As soon as the ‘laser tech’ taunt appeared, Nase reworded his statement to read:
“This was the logical next step for my career and a very exciting opportunity as it is a partnership agreement with two fellow Dermatologists from Medical Academia and it allows me to utilize multiple treatment modalities in a truly collaborative effort to address all 5 rosacea subtypes and symptoms.
Medical Academia was where I started my career and through my travels and learning experiences, it has always been the place best suited for my training due to the technology, collaboration, sharing of information, cultivating relationships within multiple medical disciplines, and the resultant grants and publications.”
That was quickly changed to “it is a partnership with two Dermatologists from Medical Academia” in response to this stingingly accurate retort:
“‘fellow dermatologists’ implies he’s a derm for pete’s sake. “Medical Academia was where I started my career” but through bad choices and discreditable behavior I find myself downgraded to a laser tech. C’est la vie!”

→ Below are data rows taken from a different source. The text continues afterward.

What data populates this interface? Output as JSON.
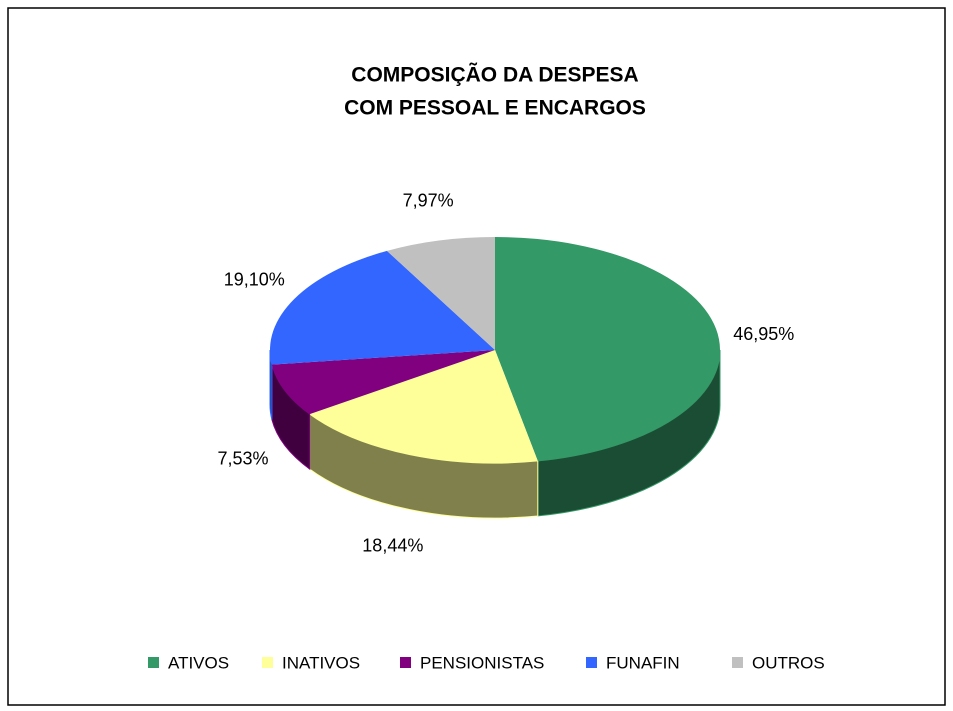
{
  "chart_data": {
    "type": "pie",
    "title": [
      "COMPOSIÇÃO DA DESPESA",
      "COM PESSOAL E ENCARGOS"
    ],
    "categories": [
      "ATIVOS",
      "INATIVOS",
      "PENSIONISTAS",
      "FUNAFIN",
      "OUTROS"
    ],
    "values": [
      46.95,
      18.44,
      7.53,
      19.1,
      7.97
    ],
    "value_labels": [
      "46,95%",
      "18,44%",
      "7,53%",
      "19,10%",
      "7,97%"
    ],
    "colors": [
      "#339966",
      "#ffff99",
      "#800080",
      "#3366ff",
      "#c0c0c0"
    ],
    "legend": "bottom"
  }
}
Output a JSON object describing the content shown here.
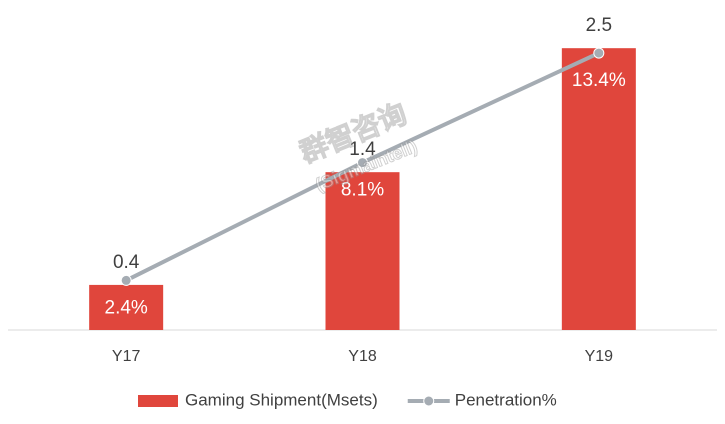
{
  "chart_data": {
    "type": "bar",
    "categories": [
      "Y17",
      "Y18",
      "Y19"
    ],
    "series": [
      {
        "name": "Gaming Shipment(Msets)",
        "type": "bar",
        "color": "#e0463c",
        "values": [
          0.4,
          1.4,
          2.5
        ]
      },
      {
        "name": "Penetration%",
        "type": "line",
        "axis": "y2",
        "color": "#a5acb3",
        "values": [
          2.4,
          8.1,
          13.4
        ],
        "value_labels": [
          "2.4%",
          "8.1%",
          "13.4%"
        ]
      }
    ],
    "ylim": [
      0,
      2.75
    ],
    "y2lim": [
      0,
      15
    ],
    "grid": false,
    "legend": "bottom",
    "watermark": [
      "群智咨询",
      "(Sigmaintell)"
    ]
  }
}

If Nase does manage to find work in a laser clinic or spa, even if it is under the supervision of a dermatologist or two, it would be dishonest to present that as “working in medical academia”. Yet Nase has consistently attempted to convince people that he is still employed in a university medical school or medical research laboratory.
Despite Nase’s home page having been updated as recently as May 1st 2008, it still prominently features the following astounding claim:
“He performs biomedical and clinical research at a major Medical University in the United States. He is funded by the American Heart Association and National Institutes of Health to study blood vessel pathology in human disease.”
Prospective clients reading his site have no idea that Nase has been gone from Indiana University for nearly four years, or that they are making major health decisions based on false or unreliable information.
Note added April 19, 2009
As previously stated, we do not initiate contact with people Nase has declared a business association with, but we do welcome comments, especially if they help us keep our site honest and relevant. For example, we do publish clarifications. Having reported speculation on the rosacea boards over the ending of Nase's links with the RTIT, it is only fair to report now that Nase has publicly stated (at the Topix board) that he chose to terminate the contract over concern that a junior technician might perform laser treatments. We relay this without comment, having no knowledge of the events concerned.